Of course, this latest 80-degree dare-I-say autumnal weather is just a feint; hot will soon return. But beastly hot? I hope not. One of the saving graces of living in this area is fall. Autumn here is more like spring anywhere up north--and I love the winter. I have smelled the faint trail of Autumn, and she will not let me down.
I have much to do in temperatures that do not make me lose consciousness from the slightest exertion. The round pen stands ready, and both Sara and Jezebel are in excellent shape. The farrier came yesterday and gave me some tips on both the pen and the arcane science of bridling. I pretty much have the idea of the round pen and all its possibilities. However, getting a reluctant horse to accept a bit is eluding me. A horse resisting getting a piece of metal stuck in between its teeth is like a 1200-pound toddler resisting a spoonful of pureed spinach. There's no getting those teeth apart by force. One must use guile in both instances, and one must ensure that the operation, far from being painful, can actually be okay. In the case of a toddler who needed the iron and vitamins of spinach, I slathered each spoonful with mashed banana or applesauce. Went down, every bite.

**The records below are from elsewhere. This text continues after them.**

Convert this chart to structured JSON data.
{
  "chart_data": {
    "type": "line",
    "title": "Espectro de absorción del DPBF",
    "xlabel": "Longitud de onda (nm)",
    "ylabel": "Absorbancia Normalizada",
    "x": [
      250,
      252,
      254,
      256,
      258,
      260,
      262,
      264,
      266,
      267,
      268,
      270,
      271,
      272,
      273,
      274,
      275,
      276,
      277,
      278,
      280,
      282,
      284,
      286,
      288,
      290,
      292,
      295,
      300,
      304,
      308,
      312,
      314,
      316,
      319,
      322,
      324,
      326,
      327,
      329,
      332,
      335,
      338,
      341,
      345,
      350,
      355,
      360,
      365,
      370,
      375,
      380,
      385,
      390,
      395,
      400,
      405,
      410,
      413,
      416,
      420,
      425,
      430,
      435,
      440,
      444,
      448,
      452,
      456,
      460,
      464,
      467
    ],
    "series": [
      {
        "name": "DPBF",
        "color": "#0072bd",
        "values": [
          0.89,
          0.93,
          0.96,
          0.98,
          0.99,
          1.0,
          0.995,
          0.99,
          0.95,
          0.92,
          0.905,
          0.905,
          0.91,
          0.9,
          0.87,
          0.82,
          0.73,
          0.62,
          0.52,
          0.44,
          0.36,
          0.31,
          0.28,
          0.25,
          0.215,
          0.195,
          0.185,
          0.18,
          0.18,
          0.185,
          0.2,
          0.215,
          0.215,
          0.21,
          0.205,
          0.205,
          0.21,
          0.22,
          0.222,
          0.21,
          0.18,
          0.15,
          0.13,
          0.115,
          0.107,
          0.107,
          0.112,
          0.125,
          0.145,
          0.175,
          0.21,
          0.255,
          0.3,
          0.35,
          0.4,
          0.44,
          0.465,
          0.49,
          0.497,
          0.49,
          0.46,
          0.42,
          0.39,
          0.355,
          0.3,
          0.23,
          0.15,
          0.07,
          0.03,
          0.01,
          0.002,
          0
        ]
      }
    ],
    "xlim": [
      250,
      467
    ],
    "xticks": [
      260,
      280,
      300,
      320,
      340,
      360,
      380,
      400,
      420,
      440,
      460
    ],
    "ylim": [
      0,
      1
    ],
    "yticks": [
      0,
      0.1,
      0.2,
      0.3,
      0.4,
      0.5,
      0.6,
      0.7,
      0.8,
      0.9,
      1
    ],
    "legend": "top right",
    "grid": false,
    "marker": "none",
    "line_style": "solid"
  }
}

I tried using molasses with Sara's old bit, the one that came with her, but it's very big, and she was able to spit it out before I could get the bridle fastened. I got her a much better bit and bridle, but I still had trouble getting all the parts where they needed to go. Thomas Black, the lanky cowboy farrier who comes every six weeks to trim the horses' hooves, showed me the nifty hand placements I need to use. He's about a foot taller than I am, so it's much easier for him to pull the bridle up and "seat" the bit at the same time. Still, the two-step version he showed me should be a good method for me. (I plan to have molasses handy, just in case Sara needs persuasion.)

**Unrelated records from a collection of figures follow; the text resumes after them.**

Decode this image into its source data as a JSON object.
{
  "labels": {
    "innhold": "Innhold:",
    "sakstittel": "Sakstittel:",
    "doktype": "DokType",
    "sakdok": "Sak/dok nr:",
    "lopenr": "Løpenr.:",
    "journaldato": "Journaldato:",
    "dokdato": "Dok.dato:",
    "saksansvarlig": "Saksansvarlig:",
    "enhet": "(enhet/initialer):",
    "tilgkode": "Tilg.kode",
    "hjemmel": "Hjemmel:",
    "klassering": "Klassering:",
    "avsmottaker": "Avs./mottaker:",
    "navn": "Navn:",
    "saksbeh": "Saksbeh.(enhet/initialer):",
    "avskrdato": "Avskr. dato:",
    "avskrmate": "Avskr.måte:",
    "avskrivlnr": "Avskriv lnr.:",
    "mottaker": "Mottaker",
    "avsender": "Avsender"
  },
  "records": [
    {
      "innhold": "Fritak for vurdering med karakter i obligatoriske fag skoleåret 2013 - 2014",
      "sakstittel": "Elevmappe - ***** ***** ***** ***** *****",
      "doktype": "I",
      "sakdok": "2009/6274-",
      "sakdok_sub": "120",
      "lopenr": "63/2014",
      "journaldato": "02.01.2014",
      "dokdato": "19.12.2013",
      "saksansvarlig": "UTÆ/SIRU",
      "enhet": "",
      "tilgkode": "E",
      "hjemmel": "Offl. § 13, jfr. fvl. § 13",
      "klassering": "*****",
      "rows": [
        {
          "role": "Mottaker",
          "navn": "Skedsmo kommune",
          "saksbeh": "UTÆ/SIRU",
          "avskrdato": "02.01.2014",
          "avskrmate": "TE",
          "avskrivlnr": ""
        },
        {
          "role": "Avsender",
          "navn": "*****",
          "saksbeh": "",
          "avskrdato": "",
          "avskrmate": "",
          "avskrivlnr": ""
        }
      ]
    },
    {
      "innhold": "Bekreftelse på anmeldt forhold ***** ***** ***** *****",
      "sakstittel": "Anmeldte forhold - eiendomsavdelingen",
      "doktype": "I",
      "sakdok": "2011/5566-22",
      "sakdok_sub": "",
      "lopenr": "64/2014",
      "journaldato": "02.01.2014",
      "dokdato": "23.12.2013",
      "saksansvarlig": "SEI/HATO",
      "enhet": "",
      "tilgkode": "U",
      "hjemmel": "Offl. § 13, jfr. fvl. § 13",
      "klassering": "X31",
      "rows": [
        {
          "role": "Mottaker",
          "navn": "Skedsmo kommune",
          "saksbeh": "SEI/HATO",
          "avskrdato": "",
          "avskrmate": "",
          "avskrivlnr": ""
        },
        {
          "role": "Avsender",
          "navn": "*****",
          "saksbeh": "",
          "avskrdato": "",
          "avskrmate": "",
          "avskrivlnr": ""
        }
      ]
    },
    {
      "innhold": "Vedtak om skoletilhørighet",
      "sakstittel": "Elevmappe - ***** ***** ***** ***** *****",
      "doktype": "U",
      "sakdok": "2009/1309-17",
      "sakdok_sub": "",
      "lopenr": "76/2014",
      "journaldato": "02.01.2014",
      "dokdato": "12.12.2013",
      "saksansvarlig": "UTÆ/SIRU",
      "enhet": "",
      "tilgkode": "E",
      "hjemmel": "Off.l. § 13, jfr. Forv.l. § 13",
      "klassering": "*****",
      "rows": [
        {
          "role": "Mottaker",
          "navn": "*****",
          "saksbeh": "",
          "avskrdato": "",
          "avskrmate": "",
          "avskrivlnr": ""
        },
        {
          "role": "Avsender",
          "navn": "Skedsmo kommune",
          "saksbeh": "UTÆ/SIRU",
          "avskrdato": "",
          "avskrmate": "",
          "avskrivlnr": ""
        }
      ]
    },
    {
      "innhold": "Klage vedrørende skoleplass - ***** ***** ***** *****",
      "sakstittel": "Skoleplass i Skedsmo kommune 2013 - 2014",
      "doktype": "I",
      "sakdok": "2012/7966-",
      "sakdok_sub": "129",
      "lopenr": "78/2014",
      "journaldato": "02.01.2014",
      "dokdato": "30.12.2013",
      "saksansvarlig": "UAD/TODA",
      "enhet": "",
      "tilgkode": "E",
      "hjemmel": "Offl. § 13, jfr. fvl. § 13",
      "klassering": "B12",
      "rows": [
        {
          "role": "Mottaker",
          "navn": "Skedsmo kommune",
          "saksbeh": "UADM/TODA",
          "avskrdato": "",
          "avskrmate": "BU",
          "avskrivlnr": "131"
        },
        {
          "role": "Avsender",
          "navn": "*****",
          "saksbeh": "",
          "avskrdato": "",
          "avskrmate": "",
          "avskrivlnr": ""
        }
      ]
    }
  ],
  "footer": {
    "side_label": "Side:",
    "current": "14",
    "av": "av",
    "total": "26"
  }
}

Jezebel continues to grow into a nice horse. She stood very quietly for her pedicure again this time, having considerably improved since the second time when she reared and broke part of her stall. Yessssiree, considerably improved. She is looking very good, sleek and shiny. The poor grazing means that she and Sara are both well-muscled; the large amounts of hay we've been giving them provide their nutritional needs, while the movement out in the pasture is good exercise.
"The eye of the master fattens the flock." I was finally able to get a round bale of hay for the goats, and they have been eating for the past week, slowly, quietly, and blissfully. They surround the bay and stand there chewing what's in front of their faces, then they go off to lie down and ruminate in the shade. Everybody from the front pen looks better.

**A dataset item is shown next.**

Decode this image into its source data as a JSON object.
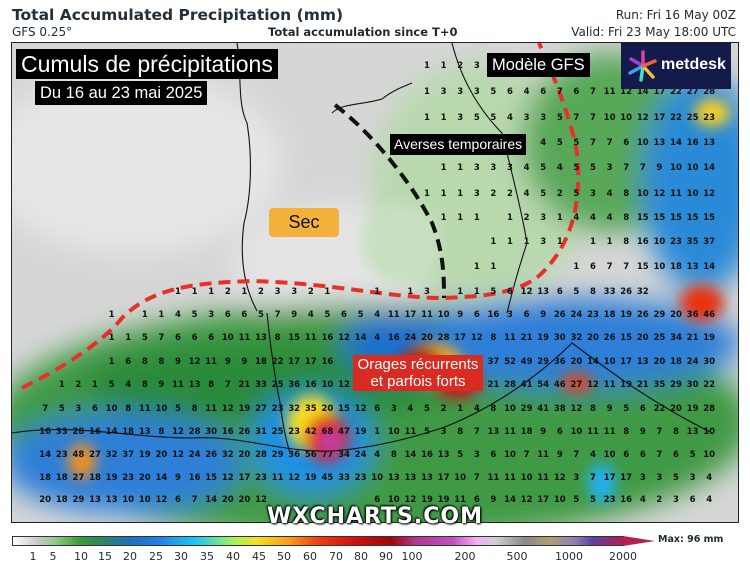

Sasha is honeymooning with Scout in the middle pen. Frances has also moved into Scout's harem. Little Flora was supposed to accompany Frannie, but Flora got back through the fence to her mother. We'll have to have another little goat rodeo to get the two remaining F-girls (Flora and Fifi--yeah, okay, I ran out of short names beginning with F) into their nuptial pen. The T-girls are all of Elvis's wives, and he is very much in love with all of them. (All right, here goes: Sleepy, Sneezy, Doc, Dopey.... no, no: Topsy, Turvy, LittleBit (another lapse in nomenclature, another story), Trixie, Toni and the late Two-Bit. Whew! (All the boys babies are named Fred. All of them. Fred 1, Fred 2, etc. Just Fred.) And we are having trouble telling some of them apart... )
Substitutes are the oft-overlooked safety net of public schools.
But that will be the subject of another journal. For now, the weather's nice, the animals are in the field, and life is good.